South Wales Metro: What happens until it is up and running?
South Wales is at "a very dangerous point" where Cardiff's growth could be held back by poor transport links, a think tank has warned.
Thousands of workers are moving to developments such as Central Square.
But with the South Wales Metro still years away from becoming a reality, the Centre for Cities said other short-term transport solutions are needed.
It has called for a congestion charge in Cardiff, with money ploughed into better and cheaper bus services.
Transport for Wales (TfW) said there would be a "transformation" of train services from 2022-2023, but before then it is investing £40m in its current fleet.
"Cardiff is at a very dangerous point," said the think tank's Simon Jeffrey.
"Where its success attracts more and more people but congestion starts to clog up the network and the benefits start to be outweighed by the costs."
How could buses help?
Mr Jeffrey described "real pressure" on train services as people head to the city on weekdays - which could result in investment being lost and people turning down jobs.
He believes a short-term solution can be found relatively quickly - using buses.
"Poor transport puts people in cars, which slows buses down, pushing their cost up, making them less reliable and people move away from using them," he added.
"The quickest way to deal with it while improving air quality and reducing the environmental impact is through a congestion charge.
"This (money) could be pumped into buses, creating £1 fares."
Mr Jeffrey also suggested a workplace parking levy where employers pay for each space they have.
Cardiff council will publish a paper on its 10-year transport vision next week - which could include a congestion charge to cut pollution in the city centre.
What's happening with trains?
The Welsh Government's arms length body TfW took over the running of trains from the much-maligned Arriva Trains Wales in October 2018.
But it has been hit by the same complaints about cancelled services, packed trains and how the network operates.
Long-term Wales will have "the ideal situation" with new trains and efficient services - one other parts of the UK will be envious of, Mr Jeffrey believes.
However, he warned there could be short-term pain, adding: "It would be a tragedy if three or four years are lost between now and when the Metro is up and running."
When will we see real changes?
Professor Andrew Potter said an issue facing the whole of the UK, not just Wales, is that there have been delays of two years in replacement trains being delivered.
Their arrival should see the older Pacer trains disappear by July.
However, he does not envisage more significant changes until 2022, when trains being built specifically for the Metro start operating.
"When the new rail franchise started, much was made about how people's journeys would be changed," said the Cardiff University professor.
"And, while this wasn't going to happen immediately, now we are 12 months in, the expectation of change has started to rise yet the service does for many users remain similar to before."
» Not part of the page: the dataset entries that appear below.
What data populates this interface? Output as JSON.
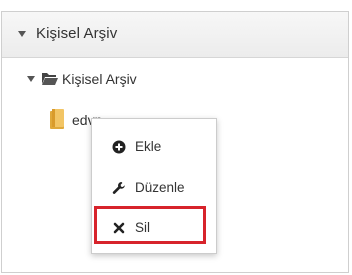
{
  "panel": {
    "title": "Kişisel Arşiv"
  },
  "tree": {
    "root_label": "Kişisel Arşiv",
    "child_label": "edvp"
  },
  "context_menu": {
    "items": [
      {
        "label": "Ekle",
        "icon": "plus-circle-icon"
      },
      {
        "label": "Düzenle",
        "icon": "wrench-icon"
      },
      {
        "label": "Sil",
        "icon": "x-icon"
      }
    ]
  },
  "colors": {
    "highlight": "#d7232b",
    "folder": "#e8b54a",
    "text": "#333333"
  }
}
What does the train operator say?
A TfW spokesman said three quarters of a billion pounds would be pumped into the Valley Lines as part of the South Wales Metro scheme.
"Customers can expect to see a transformation of services from 2022-23 after the arrival of our new rolling stock, which will allow us to provide faster, greener, more frequent services, and 65% more capacity across our entire network," he said.
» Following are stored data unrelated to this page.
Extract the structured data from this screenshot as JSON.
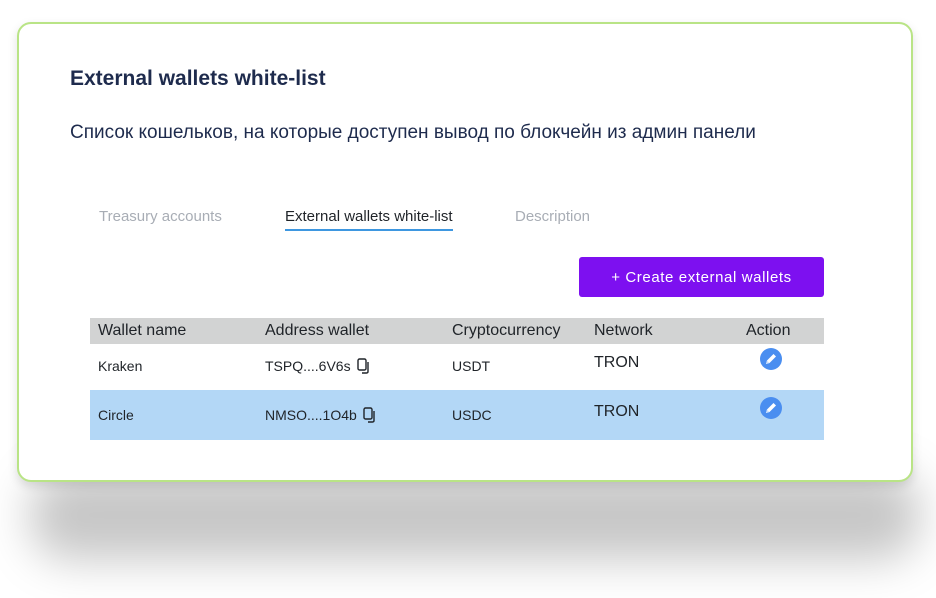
{
  "header": {
    "title": "External wallets white-list",
    "subtitle": "Список кошельков, на которые доступен вывод по блокчейн из админ панели"
  },
  "tabs": [
    {
      "label": "Treasury accounts",
      "active": false
    },
    {
      "label": "External wallets white-list",
      "active": true
    },
    {
      "label": "Description",
      "active": false
    }
  ],
  "actions": {
    "create_label": "+ Create external wallets"
  },
  "table": {
    "columns": [
      "Wallet name",
      "Address wallet",
      "Cryptocurrency",
      "Network",
      "Action"
    ],
    "rows": [
      {
        "name": "Kraken",
        "address": "TSPQ....6V6s",
        "crypto": "USDT",
        "network": "TRON",
        "selected": false
      },
      {
        "name": "Circle",
        "address": "NMSO....1O4b",
        "crypto": "USDC",
        "network": "TRON",
        "selected": true
      }
    ]
  },
  "icons": {
    "copy": "copy-icon",
    "edit": "pencil-icon"
  },
  "colors": {
    "accent": "#7d10f0",
    "tab_underline": "#3e97e0",
    "selected_row": "#b3d7f6",
    "header_row": "#d2d3d3",
    "edit_icon_bg": "#4a8ef0",
    "card_border": "#b9e486"
  }
}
"In the mean time, we're currently introducing more modern trains in south Wales, providing space for 6,500 extra customers every week on our busiest services."
More trains will arrive later this year, putting the oldest out of service and increasing capacity further.
The Welsh Government said it was working with TfW.
"Metro reforms will see improved rail as part of an integrated public transport network, and we want it to be easier for people in Wales to use all forms of public transport," it said.
"We will be bringing forward legislation to improve bus services as part of wider bus reform.
"It will include provisions such as franchising, and improvements to public information."
More than £40m in grants for active travel - such as walking and cycling - will also be given to local authorities.